Asked her view of the League today, freshman Rep. Barbara Comstock (R.-Va.) might well be speaking for many of her GOP colleagues in elective office.

“I have been to their events in my district and I appreciate what they have done historically,” said Comstock, a former official in the Bush administration’s Justice Department and top strategist for Mitt Romney’s 2012 presidential campaign, “but I also address all issues as women’s issues.”

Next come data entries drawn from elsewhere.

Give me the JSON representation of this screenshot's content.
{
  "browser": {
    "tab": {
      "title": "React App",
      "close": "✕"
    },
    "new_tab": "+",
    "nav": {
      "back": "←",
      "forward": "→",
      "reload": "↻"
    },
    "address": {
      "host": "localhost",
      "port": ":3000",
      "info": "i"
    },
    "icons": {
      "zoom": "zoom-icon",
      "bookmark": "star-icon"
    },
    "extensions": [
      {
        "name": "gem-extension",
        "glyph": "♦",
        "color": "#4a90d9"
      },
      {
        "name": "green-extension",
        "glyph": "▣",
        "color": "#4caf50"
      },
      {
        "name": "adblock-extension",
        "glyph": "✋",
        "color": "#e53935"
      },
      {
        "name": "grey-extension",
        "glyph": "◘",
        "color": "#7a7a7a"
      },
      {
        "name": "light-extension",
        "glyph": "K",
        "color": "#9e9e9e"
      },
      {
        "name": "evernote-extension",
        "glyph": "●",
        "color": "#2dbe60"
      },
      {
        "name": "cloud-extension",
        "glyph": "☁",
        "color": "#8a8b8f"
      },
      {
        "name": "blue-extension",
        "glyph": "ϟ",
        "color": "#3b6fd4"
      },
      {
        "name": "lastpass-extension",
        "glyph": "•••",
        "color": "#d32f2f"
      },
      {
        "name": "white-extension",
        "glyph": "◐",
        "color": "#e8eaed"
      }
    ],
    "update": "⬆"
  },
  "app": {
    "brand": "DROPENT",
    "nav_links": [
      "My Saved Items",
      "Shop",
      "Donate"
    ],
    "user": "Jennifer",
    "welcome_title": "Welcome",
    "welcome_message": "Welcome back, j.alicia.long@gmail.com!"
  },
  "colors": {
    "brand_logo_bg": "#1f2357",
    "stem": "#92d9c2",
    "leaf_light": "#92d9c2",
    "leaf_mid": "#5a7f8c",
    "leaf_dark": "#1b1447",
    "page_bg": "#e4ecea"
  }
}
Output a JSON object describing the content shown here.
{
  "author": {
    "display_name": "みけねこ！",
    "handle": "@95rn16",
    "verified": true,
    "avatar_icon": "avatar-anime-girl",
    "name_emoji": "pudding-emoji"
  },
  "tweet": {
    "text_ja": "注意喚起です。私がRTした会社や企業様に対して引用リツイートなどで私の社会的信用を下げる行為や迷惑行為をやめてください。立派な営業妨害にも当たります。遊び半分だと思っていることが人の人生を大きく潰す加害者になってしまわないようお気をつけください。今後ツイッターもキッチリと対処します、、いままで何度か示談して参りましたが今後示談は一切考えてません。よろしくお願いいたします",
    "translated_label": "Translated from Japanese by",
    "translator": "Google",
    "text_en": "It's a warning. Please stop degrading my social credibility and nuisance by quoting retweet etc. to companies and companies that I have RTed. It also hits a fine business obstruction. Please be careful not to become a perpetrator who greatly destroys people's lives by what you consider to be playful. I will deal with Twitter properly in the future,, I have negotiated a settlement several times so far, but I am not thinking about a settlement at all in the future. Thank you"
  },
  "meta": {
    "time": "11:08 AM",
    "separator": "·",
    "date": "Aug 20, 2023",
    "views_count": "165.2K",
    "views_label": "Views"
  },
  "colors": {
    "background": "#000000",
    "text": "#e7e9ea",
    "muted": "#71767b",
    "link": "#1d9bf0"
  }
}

From events she has attended throughout Northern Virginia as well as her own town meetings, Comstock finds “the top issues for women are jobs and opportunity and health care that is affordable and portable.”

The Virginia lawmaker also noted that interest in national security issues “is rising, and I find women talking more and more about the ISIS beheadings and their doubts about the Iran nuclear deal. These are strong women talking and I want to be their voice.”

Will the League of Women Voters be a voice for the same women? Will the concerns Comstock detects emerge in the League’s own process of “study and consensus”? Probably not.

What began as a group with the goal of assisting women in exercising their newfound right to vote has become just another interest group that inevitably comes down on the left-of-center side of these issues.

That makes the League’s claims to be “nonpartisan” questionable.

John Gizzi is chief political columnist and White House correspondent for Newsmax.